Nel 2012 decisi di cambiare categoria di peso. Facevo infatti troppa fatica a rientrare nei medi. Ero costretto ad una dieta molto rigida e sentivo che non avevo la sostanza giusta. Passai così ai super medi. Da quel momento cominciai ad inanellare una serie di vittorie molto importanti che mi lanciarono in campo internazionale. Persi un solo match nei successivi due anni contro un campione assoluto come Arthur Abraham. Lui era un pugile spaventoso. Metteva paura a tutti ed aveva raccolto fino a quel momento tantissimi ko. Persi quel match, ma lo feci a testa alta e per verdetto dei giudici. Fu una sconfitta che comunque rilanciò il mio nome in campo internazionale. Nel 2014 così avvenne la definitiva consacrazione. Feci due titoli internazionali vincendo in entrambe le occasioni contro Gerard Ajetovic e Mouhamed Ali Ndiaye. Con quest’ultimo fu un incontro durissimo. Molti mi davano per sfavorito, ma riuscii a vincere per decisione unanime e questo mi spalancò la prima occasione mondiale contro Vincent Feigenbutz che si disputò in Germania il 17 ottobre del 2015. Fu un match con un verdetto molto contestato, non solo dagli italiani, ma anche dagli stessi tedeschi. Alla vigilia in molti mi davano come una vittima sacrificale data in pasto a Feigenbutz. Dimostrai che le cose potevano andare diversamente e riuscii a metterlo al tappeto al primo round e quasi fuori combattimento nel quarto. Alla fine dell’incontro però i cartellini premiarono il tedesco fra l’incredulità di tutti. Fu talmente clamoroso il verdetto che mi diedero la rivincita dopo soli due mesi e la seconda volta che ci siamo incrociati sul ring è andata come sapete.

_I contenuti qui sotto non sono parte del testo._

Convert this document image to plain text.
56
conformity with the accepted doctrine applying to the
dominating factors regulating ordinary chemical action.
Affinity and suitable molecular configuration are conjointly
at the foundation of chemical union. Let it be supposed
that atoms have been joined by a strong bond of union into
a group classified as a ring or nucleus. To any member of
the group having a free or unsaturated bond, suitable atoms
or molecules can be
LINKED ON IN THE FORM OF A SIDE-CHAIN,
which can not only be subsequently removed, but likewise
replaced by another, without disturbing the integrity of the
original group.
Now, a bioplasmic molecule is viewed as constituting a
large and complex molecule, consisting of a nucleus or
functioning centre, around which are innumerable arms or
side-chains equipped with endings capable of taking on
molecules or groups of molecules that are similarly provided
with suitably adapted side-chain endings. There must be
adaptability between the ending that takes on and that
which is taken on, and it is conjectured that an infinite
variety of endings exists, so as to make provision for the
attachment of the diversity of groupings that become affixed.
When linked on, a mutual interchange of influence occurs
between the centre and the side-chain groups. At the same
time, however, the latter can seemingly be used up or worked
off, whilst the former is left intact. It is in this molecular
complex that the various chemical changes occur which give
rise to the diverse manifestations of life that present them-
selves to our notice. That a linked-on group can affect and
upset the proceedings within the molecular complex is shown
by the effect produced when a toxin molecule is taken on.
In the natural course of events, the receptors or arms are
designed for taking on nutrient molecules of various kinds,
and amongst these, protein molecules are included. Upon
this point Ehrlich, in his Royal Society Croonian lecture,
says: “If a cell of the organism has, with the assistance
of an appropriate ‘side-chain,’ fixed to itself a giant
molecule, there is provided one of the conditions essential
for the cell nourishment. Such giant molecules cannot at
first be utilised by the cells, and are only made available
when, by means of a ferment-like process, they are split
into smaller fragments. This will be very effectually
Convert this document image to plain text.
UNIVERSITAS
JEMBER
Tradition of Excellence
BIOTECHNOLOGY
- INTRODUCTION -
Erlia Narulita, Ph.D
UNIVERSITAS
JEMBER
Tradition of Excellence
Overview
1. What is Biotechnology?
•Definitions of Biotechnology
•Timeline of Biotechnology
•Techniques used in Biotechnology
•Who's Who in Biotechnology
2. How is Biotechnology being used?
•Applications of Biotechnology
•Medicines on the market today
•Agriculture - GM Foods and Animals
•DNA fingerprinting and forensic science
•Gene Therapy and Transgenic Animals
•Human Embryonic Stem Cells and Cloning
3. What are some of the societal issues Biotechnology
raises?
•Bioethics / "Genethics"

Essere un pugile professionista non sempre garantisce la possibilità di concentrarsi solo ed esclusivamente sul proprio sport. In Italia per esempio molti pugili sono costretti a svolgere altri lavori.

È vero, è così. Quando ho iniziato a fare il pugile professionista mi dividevo fra gli allenamenti e il lavoro. Per molti anni ho lavorato nei ristoranti come cameriere, ma gli orari non erano il massimo per la vita di un atleta. Successivamente ho lavorato in un negozio che vendeva materiali edili e facevo dalle 7 del mattino alle 16. Questo mi permetteva di allenarmi il pomeriggio e non fare tardi la sera. Un compromesso che ho dovuto accettare nonostante lo stipendio fosse più basso. Successivamente presi un attestato presso la Federazione Pugilistica Italiana e questo mi permise di lavorare nelle palestre. Ho passato un anno a girare come una trottola per tutta Roma e a fare corsi in diverse strutture. Sentivo però che quella era la mia strada e così decisi di aprire la mia di palestra in un paese vicino Roma. Era una piccola realtà con dentro solo un ring, i sacchi e qualche attrezzo per i pesi, ma era la mia realtà e comunque le cose andarono bene. Finalmente potevo fare il pugile e l’insegnante. Le giornate erano comunque impegnative, tornavo a casa distrutto, ma sempre con il sorriso sulle labbra perché facevo una cosa che mi piaceva.

Passione e spirito di sacrificio. Due elementi che tornano sempre nella vita di De Carolis. La sua storia pugilistica però non è ancora finita. Dopo la vittoria del mondiale, Giovanni perse il titolo il 5 novembre 2016 contro Tyron Zeuge. Da quella sconfitta è ripartito, come ha sempre fatto nella sua vita. Nel 2018 ha conquistato così il titolo italiano dei super medi battendo Roberto Cocco. Nello stesso anno ha aggiunto al suo palmarès anche il titolo WBC International battendo Dragan Lepei. Fine del racconto? Titoli di coda? Niente di tutto questo. D’altronde quando si è dei vincenti e dei sognatori si trova sempre qualcosa di nuovo a cui ambire.

Il mio obiettivo adesso resta l’Europeo. Ho vinto il mondiale, il titolo italiano, manca solo la cintura di campione d’Europa. Sarebbe il coronamento della mia carriera. E poi vincere il titolo europeo mi potrebbe aprire nuovamente le porte per un’occasione mondiale. Però voglio pensare a un match alla volta. Come dico sempre a tanti ragazzi che alleno, io combatto perché mi piace. Amo la sfida, a prescindere dal valore dell’avversario. È una mia filosofia di vita e fin quando avrò la voglia e le potenzialità per poterlo fare, e finché soprattutto ci sarà questa fiamma accesa nel petto, cercherò sempre di combattere.